Training Meeting on METT Assessment and Biodiversity Conservation in Protected Areas of the Estuarine Project Held
From March 30 to 31, the Management Office of GEF-FAO Demonstration Project of Estuarine Biodiversity Conservation, Restoration, and Protected Area Networking in China (hereinafter referred to as the "Estuarine Project"), an office under the First Institute of Oceanography of the Ministry of Natural Resources (FIO, MNR), successfully held a training session on METT assessment and biodiversity conservation of 11 protected areas in Qingdao. During the meeting, five protected areas from Guangdong Province jointly signed the Information Sharing Agreement of Protected Areas in the Pearl River Estuary.
The Management Effectiveness Tracking Tool (METT) is a tool commonly used worldwide for the assessment of protected areas, which can help track changes in the management and identify influencing factors. This assessment is not only an important task of the Estuarine Project, but also helps to better know the current management status of each protected area, find out deficiencies and problems, and provide technical support to enhance the effectiveness of ecological conservation management in the general context of optimization and adjustment of protected areas.
Five experts and scholars from the Chinese Academy of Sciences, the Chinese Academy of Fishery Sciences, the National Marine Data and Information Service, the Academy of Forest Inventory and Planning of National Forestry and Grassland Administration and the FIO of the MNR were invited to train the participants on topics such as case studies of biodiversity conservation, ecological distribution and conservation status of China's coastal zone, construction and management of protected areas, and protection of important species.

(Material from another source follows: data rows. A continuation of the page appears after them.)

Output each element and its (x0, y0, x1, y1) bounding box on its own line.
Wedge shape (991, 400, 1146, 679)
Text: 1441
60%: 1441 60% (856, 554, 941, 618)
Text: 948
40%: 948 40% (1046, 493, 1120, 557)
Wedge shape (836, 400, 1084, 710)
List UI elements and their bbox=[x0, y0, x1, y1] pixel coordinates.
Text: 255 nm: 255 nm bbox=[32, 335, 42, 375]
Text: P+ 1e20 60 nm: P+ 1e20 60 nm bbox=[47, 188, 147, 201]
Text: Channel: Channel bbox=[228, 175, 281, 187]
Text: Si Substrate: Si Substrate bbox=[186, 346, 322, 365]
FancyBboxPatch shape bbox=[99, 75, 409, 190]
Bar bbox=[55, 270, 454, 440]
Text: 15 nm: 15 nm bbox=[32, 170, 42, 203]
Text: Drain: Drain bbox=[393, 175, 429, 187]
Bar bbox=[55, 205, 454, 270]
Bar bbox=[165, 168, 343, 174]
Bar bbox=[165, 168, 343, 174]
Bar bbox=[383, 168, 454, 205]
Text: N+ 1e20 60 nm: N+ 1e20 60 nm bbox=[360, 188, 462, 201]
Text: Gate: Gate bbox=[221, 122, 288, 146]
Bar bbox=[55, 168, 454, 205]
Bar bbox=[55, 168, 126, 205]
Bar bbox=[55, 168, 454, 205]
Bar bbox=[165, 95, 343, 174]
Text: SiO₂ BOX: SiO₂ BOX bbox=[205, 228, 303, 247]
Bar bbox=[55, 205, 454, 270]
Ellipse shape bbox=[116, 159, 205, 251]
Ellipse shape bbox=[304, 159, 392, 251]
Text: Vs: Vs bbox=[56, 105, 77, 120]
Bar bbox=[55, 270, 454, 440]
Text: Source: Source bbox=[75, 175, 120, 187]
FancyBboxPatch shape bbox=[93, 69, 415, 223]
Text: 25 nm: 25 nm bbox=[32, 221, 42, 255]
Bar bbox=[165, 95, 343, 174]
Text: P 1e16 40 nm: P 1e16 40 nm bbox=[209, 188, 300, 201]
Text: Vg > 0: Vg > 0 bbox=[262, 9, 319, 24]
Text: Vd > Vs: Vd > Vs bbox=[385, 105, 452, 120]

Signing Ceremony of the Information Sharing Agreement of Protected Areas in the Pearl River Estuary
During this training meeting, the managers of 11 protected areas strengthened their knowledge of biodiversity conservation and protected area management through learning and exchange. They learned about the latest ecological survey data and policy trends, which not only showed the changes in the management of ecological conservation under the new situation, but also clarified the problems faced in biodiversity conservation. In the next step, the Estuarine Project will introduce advanced concepts and technical tools such as adaptive management, protected area network construction, ecosystem management and integrated coastal zone management. It will continue to explore practical experience in effectively protecting estuarine biodiversity and restoring damaged ecosystems. It will integrate with the relevant contents involving protected areas in the 14th Five-Year Plan, and coordinate biodiversity conservation issues of major national concerns and major needs of provinces and cities, thus enhancing the mainstream position of biodiversity conservation in economic development planning and decision-making, promoting environmental protection and advancing sustainable development.